Sonrasında oynadığı 3 maçta iki beraberlik, bir yenilgi alan "Çotanaklar", Yeni Malatyaspor'u 1-0, Beşiktaş'ı 4-0 ve Karagümrük'ü 3-1 mağlup ederek seri galibiyetler elde etti.

Giresunspor, 16. haftada ise Adana Demirspor'a uzatma dakikalarında yediği golle 1-0 mağlup oldu. 

"Ekstra bir motivasyon var ama herhangi bir kibir veya bir şımarıklık asla"

Giresunspor Başkanı Hakan Karaahmet, takımın son durumunu, üst üste alınan kötü sonuçlara rağmen teknik direktör değişimine gitmemesinin nedenlerini, Süper Lig'deki hakem tartışmalarını ve döviz kurlarının kulüplere etkisi ve daha birçok konuda Independent Türkçe'nin sorularını cevapladı. 

Süper Lig'de üst üste puanlar topladınız. Son durumunuzu nasıl değerlendirirsiniz? sıralamadaki yerinizden memnun musunuz?

Son dönemlerde üst üste puanlar alarak takımımız yukarılara tırmanışını devam ettiriyor. İnşallah böyle devam eder. Bunun bize verdiği ekstra bir motivasyon var ama herhangi bir kibir veya bir şımarıklık asla. Ona ne ben müsaade ederim ne de benim takım arkadaşlarım. Bu sene çok ciddi bir takım ruhu oluştu bizde. Arkadaşlarımız ciddiyetini, neler yaptıklarını özellikle bunu en kötü zamanda algıladılar. İlk haftalar çok kötü gittiğini biliyoruz ama şu anda hiçbir şey onların kazanma hissinden alamaz. Hiçbir şey onları bu duygudan geri koyamaz. Havaları da böyle. Bu da beni son derece mutlu ediyor. Çünkü biz de başkanlar olarak ne yaparsak yapalım oraya geçmiyorsa bu olmaz. Yani sahada mücadele eden arkadaşlarımıza geçmesi gerekiyor. Benim arkadaşlarım şu anda hepimizden daha titiz ve hassaslar bu konuda. Hepsine de buradan teşekkür ediyorum. 

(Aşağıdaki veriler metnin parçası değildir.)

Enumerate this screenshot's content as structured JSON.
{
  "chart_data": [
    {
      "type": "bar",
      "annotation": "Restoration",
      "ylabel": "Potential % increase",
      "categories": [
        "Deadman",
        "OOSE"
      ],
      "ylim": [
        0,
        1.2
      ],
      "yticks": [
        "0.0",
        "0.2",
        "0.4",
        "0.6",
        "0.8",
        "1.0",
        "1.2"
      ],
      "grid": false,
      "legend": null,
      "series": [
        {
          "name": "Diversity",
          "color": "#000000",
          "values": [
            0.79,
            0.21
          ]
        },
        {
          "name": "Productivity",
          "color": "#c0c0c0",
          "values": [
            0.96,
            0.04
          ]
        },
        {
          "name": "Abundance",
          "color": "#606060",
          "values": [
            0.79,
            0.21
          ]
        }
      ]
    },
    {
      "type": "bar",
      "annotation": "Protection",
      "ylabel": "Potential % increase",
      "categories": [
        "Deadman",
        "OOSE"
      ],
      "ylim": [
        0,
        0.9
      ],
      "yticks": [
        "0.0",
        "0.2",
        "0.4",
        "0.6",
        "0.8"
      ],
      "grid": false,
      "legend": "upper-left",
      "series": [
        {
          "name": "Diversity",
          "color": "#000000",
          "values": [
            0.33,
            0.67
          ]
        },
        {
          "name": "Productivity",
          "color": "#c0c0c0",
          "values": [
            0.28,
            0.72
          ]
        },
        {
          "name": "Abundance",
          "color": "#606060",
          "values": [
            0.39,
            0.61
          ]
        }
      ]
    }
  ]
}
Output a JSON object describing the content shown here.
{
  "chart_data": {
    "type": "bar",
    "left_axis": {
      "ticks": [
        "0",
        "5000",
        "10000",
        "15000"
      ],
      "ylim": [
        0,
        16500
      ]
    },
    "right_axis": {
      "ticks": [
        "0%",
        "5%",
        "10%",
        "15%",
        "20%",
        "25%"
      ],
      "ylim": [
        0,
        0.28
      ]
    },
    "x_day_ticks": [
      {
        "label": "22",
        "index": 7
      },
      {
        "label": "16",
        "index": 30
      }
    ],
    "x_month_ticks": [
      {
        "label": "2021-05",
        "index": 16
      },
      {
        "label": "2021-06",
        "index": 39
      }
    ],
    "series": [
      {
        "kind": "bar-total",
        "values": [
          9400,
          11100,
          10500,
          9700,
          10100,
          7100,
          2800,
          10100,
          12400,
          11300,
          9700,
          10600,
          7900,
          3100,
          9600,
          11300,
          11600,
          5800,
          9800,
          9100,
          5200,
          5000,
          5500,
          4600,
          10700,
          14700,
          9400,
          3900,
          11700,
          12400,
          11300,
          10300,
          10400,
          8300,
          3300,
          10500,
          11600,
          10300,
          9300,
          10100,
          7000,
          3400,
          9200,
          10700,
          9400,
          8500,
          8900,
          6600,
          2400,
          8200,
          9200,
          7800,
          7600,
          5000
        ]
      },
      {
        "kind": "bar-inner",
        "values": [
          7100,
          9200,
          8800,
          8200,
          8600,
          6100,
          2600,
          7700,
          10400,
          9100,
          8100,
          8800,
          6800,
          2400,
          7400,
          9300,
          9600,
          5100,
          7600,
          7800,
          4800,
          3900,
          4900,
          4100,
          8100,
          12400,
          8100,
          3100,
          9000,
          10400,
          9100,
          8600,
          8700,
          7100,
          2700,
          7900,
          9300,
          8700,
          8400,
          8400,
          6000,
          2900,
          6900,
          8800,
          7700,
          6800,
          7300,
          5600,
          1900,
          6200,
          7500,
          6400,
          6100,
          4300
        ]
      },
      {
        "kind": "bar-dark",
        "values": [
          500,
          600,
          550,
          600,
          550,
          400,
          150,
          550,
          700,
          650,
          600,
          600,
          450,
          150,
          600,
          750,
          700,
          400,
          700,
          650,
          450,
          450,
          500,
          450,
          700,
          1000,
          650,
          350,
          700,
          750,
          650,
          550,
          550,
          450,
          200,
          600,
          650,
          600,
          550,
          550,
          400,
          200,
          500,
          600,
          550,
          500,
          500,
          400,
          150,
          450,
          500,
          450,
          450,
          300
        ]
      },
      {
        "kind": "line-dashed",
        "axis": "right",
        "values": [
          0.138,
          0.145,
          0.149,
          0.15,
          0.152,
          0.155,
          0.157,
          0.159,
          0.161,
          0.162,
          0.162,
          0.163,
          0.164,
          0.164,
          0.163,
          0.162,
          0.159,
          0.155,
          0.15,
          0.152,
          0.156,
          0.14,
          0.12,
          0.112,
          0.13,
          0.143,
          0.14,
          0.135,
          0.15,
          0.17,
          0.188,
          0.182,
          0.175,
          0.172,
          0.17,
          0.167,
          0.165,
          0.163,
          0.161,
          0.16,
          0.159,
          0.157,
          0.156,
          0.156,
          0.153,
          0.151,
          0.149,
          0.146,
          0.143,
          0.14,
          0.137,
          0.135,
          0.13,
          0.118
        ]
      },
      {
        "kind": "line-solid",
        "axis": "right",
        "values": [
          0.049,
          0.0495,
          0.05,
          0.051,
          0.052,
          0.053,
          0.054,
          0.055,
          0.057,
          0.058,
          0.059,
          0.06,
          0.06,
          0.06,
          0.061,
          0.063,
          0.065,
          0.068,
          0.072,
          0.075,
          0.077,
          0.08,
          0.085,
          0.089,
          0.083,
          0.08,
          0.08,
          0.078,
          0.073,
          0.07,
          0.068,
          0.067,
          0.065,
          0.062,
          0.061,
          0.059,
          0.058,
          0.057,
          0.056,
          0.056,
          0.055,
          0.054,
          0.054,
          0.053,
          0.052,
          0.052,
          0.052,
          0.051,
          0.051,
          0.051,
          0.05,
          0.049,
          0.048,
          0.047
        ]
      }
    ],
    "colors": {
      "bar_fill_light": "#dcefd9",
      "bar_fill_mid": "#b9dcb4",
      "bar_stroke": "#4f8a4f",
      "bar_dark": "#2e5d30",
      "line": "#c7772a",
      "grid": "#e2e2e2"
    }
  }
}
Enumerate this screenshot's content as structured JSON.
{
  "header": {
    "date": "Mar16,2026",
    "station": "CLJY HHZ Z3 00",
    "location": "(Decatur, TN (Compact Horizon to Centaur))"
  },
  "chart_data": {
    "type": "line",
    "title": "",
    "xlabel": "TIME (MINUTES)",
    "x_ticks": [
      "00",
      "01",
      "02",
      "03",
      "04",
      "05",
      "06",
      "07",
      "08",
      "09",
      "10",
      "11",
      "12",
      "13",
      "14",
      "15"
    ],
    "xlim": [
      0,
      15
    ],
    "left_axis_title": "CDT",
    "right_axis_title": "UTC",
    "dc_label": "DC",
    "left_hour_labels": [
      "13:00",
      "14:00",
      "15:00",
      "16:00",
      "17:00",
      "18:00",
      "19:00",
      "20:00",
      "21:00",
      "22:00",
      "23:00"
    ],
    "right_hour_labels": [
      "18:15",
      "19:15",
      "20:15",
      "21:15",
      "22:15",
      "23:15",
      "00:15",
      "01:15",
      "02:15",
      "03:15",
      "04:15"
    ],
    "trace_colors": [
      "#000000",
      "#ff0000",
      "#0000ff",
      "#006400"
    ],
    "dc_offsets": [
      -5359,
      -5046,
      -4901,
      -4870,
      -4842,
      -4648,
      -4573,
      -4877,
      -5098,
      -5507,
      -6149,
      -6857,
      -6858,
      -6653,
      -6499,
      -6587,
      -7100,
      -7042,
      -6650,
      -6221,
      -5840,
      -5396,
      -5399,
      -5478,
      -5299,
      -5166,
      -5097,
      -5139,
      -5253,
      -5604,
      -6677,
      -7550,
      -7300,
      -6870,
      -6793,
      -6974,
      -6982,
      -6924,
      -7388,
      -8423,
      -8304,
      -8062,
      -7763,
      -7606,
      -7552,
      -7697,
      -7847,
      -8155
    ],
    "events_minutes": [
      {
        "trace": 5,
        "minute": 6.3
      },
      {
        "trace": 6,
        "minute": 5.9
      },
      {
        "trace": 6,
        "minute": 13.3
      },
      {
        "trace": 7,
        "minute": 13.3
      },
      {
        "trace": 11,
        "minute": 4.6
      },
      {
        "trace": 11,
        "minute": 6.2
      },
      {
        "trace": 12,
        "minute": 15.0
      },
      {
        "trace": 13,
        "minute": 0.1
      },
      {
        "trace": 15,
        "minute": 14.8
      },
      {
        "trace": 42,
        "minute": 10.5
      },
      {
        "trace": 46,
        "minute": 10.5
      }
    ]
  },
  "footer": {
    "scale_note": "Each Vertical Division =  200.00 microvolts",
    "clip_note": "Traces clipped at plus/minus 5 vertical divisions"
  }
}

Hakan Karaahmet - Giresunspor (2).jpeg
Hakan Karaahmet, Süper Lig'deki kötü sonuçlara rağmen teknik direktör Hakan Keleş ile yola devam etme kararı aldı / Fotoğraf: Giresunspor

 

"Teknik direktör üç maç kaybederse sabrı zorluyor, dört maç olursa gönderiliyor, bu kronik bir problem"

Sezona kötü başladınız ve seri mağlubiyetler aldınız. Süper Lig'de teknik direktör değişimi gibi kronik bir sorun var ve siz bunu yapmadınız. Bu kararın arkasında durdunuz. Nasıl gelişti? 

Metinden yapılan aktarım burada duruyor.